There is no denying that MSMEs represent the most dynamic and potent section of India Inc. The sector is a significant contributor to our current economy and has the potential for sizable growth with some financial assistance. The MSME sector remains unmatched in its zeal and innovation for transforming lives at the grassroots level.

I recall visiting one of our customers in Udaipur with a small loan of Rs 5 lakh. That customer acquired a new shed, expanded his business, and employed five additional resources. He bought a scooter, and he now drops his daughter at school while coming to work and picks her up from school while taking a lunch break. Consider the effect that our 30000 loans have had so far. Stories of growth and progress like these make us immensely proud.

Regarding the technology roadmap, we are currently concentrating on the development of an end-to-end embedded finance stack, BNPL, and Colending stack.

Anything else you wish to share about your company and its vision?

We, at FlexiLoans, are just getting started. We want to make sure that everyone in the country benefits from digitalization and financial inclusion. I believe our nation has a lot of potential in every sector and sphere, and together we can help accelerate economic growth.

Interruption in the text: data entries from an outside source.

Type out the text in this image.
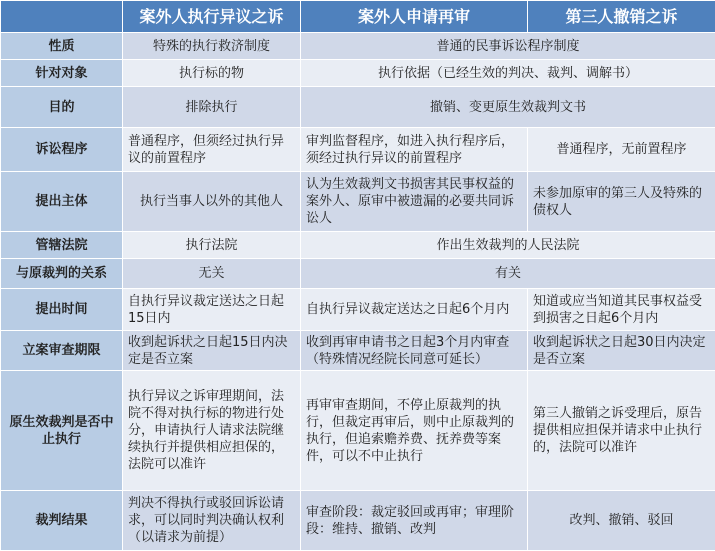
	案外人执行异议之诉	案外人申请再审	第三人撤销之诉
性质	特殊的执行救济制度	普通的民事诉讼程序制度	
针对对象	执行标的物	执行依据（已经生效的判决、裁判、调解书）	
目的	排除执行	撤销、变更原生效裁判文书	
诉讼程序	普通程序，但须经过执行异议的前置程序	审判监督程序，如进入执行程序后，须经过执行异议的前置程序	普通程序，无前置程序
提出主体	执行当事人以外的其他人	认为生效裁判文书损害其民事权益的案外人、原审中被遗漏的必要共同诉讼人	未参加原审的第三人及特殊的债权人
管辖法院	执行法院	作出生效裁判的人民法院	
与原裁判的关系	无关	有关	
提出时间	自执行异议裁定送达之日起15日内	自执行异议裁定送达之日起6个月内	知道或应当知道其民事权益受到损害之日起6个月内
立案审查期限	收到起诉状之日起15日内决定是否立案	收到再审申请书之日起3个月内审查（特殊情况经院长同意可延长）	收到起诉状之日起30日内决定是否立案
原生效裁判是否中止执行	执行异议之诉审理期间，法院不得对执行标的物进行处分，申请执行人请求法院继续执行并提供相应担保的，法院可以准许	再审审查期间，不停止原裁判的执行，但裁定再审后，则中止原裁判的执行，但追索赡养费、抚养费等案件，可以不中止执行	第三人撤销之诉受理后，原告提供相应担保并请求中止执行的，法院可以准许
裁判结果	判决不得执行或驳回诉讼请求，可以同时判决确认权利（以请求为前提）	审查阶段：裁定驳回或再审；审理阶段：维持、撤销、改判	改判、撤销、驳回
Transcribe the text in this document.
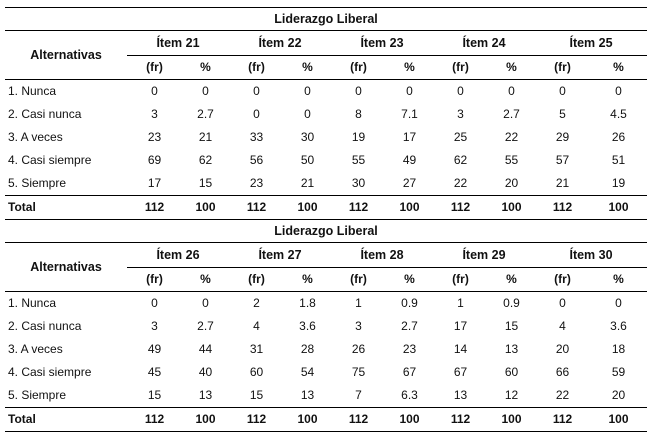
Liderazgo Liberal										
Alternativas	Ítem 21		Ítem 22		Ítem 23		Ítem 24		Ítem 25	
	(fr)	%	(fr)	%	(fr)	%	(fr)	%	(fr)	%
1. Nunca	0	0	0	0	0	0	0	0	0	0
2. Casi nunca	3	2.7	0	0	8	7.1	3	2.7	5	4.5
3. A veces	23	21	33	30	19	17	25	22	29	26
4. Casi siempre	69	62	56	50	55	49	62	55	57	51
5. Siempre	17	15	23	21	30	27	22	20	21	19
Total	112	100	112	100	112	100	112	100	112	100
Liderazgo Liberal										
Alternativas	Ítem 26		Ítem 27		Ítem 28		Ítem 29		Ítem 30	
	(fr)	%	(fr)	%	(fr)	%	(fr)	%	(fr)	%
1. Nunca	0	0	2	1.8	1	0.9	1	0.9	0	0
2. Casi nunca	3	2.7	4	3.6	3	2.7	17	15	4	3.6
3. A veces	49	44	31	28	26	23	14	13	20	18
4. Casi siempre	45	40	60	54	75	67	67	60	66	59
5. Siempre	15	13	15	13	7	6.3	13	12	22	20
Total	112	100	112	100	112	100	112	100	112	100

FlexiLoans is one of the few SME Fintech lenders with 100% digital origination and processing, resulting in an efficient and transparent customer experience.

We have an unparalleled digital reach with over 1,50,000+ new borrowing applications per month (we have disbursed loans in over 1400+ cities/towns) and continue to be a leading digital brand across the web and app. Our network of Partner ecosystems like Flipkart, Amazon, PineLabs, Mswipe, etc., allows seamless credit delivery to millions of small merchants selling on our 50+ partner platforms.

Technology is a core enabler for what you offer, right?

Our underwriting process is powered by advanced machine learning algorithms and alternate digital data of businesses. And this entire sophisticated model is delivered through a proprietary technology stack.

Despite the business loans segment having a varied set of documentation, processes – 75 per cent+ of our customer interactions are done by the system only. We use a broad mix of computer vision tech, IVRs, bots, social media assistance, and workflow automation to manage ~ 10 lakh documents and calls/per month with a small CRM team.

What sets your enterprise apart in a Fintech heavy market today? Where, and how, does technology play a differentiator?

We are focussing on attaining 100% digital fulfillment in a sector that comprises of small-sized MSMEs. This has not been tried or achieved before by any of the Fintech enterprises.